Chile is using money raised from lithium mining to support hydrogen electrolyser manufacturing and assembly, Kallanish understands.

Its national development agency Corfo has awarded $25 million in financing to three projects that are bringing over $50m in investments into the country, creating 1,000 direct and indirect jobs. José Miguel Benavente, executive vice president of Corfo, says the funding comes from lithium exploitation contracts in the Salar de Atacama.

The Chilean government is working on a regulatory framework for the local green hydrogen industry. The ambition is to produce 5 gigawatts of green hydrogen by 2025 and 25 GW by 2030 under its strategy to support industrial decarbonisation. It is focusing on six green hydrogen applications: oil refineries, ammonia production, mining haul trucks, heavy-duty trucking, long-range buses, and blending into gas grids (up to 20%). 

Chilean group Fastpack is building a plant in Santiago, while China’s Beijing Sinohy Energy and Spanish company Joltech Solutions are building two separate facilities in the Biobío region.

Fastpack is planning a $10m facility to assemble alkaline electrolysers between 10 kilowatts and 50 megawatts, proton exchange membrane (PEM) electrolysers between 50 kW and 1 MW, as well as manufacturing auxiliary systems. Its partners are local companies Mining3 Chile and L&A Ingeniería y Proyectos, the Adolfo Ibáñez University, and Chinese firm Jiangsu Guofu Hydrogen Energy Equipment Co.

Beijing SinoHyEnergy is collaborating with construction company Constructora Manuel Enríquez Talcahuano and equipment provider Conmetal for a factory planned to begin operations in mid-2026. It will assemble alkaline electrolysers with a capacity of 2.5-5 MW, produce structural components, and import specialised components such as membranes, and catalysts, among others.

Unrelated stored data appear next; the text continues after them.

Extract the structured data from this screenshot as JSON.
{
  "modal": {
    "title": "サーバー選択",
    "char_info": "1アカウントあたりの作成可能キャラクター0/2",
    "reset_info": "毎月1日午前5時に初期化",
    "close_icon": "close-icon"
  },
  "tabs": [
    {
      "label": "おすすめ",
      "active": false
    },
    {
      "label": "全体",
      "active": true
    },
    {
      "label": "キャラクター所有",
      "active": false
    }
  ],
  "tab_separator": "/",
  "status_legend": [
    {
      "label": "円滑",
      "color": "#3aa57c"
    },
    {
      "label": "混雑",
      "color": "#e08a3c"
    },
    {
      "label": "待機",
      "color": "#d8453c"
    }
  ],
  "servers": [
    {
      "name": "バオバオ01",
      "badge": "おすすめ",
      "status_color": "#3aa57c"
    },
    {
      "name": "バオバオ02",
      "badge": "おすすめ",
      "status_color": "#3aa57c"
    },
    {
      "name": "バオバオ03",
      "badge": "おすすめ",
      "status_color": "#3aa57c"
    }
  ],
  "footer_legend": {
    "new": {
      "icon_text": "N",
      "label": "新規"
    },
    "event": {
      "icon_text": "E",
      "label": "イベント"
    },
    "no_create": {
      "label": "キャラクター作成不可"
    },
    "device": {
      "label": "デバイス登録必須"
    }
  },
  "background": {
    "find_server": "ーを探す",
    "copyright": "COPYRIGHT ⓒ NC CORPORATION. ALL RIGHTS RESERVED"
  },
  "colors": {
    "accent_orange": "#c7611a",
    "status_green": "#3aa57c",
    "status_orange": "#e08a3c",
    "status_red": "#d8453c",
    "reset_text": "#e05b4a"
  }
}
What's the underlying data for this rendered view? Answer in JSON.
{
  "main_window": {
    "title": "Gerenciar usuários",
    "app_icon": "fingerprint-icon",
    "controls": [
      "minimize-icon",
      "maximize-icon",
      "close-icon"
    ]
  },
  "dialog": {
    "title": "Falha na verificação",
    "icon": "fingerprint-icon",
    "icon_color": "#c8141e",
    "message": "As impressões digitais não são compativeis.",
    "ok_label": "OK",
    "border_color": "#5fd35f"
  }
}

Joltech, a spinoff of the Catalan Institute of Chemical Research, is also targeting a mid-2026 start for its assembly plant developed in conjunction with the University of Concepción and local engineering firm Enertex. Its electrolysers will have a capacity of between 100 kW and 1 MW.

“[Corfo’s] objective is to meet the demand for the new production plants of different scales that will be installed in the country in the medium and long term in a shorter time,” Benavente adds. “It will allow Chile to play an important role in a first-rate engineering manufacturing sector, generating local linkages associated with the green hydrogen industry.”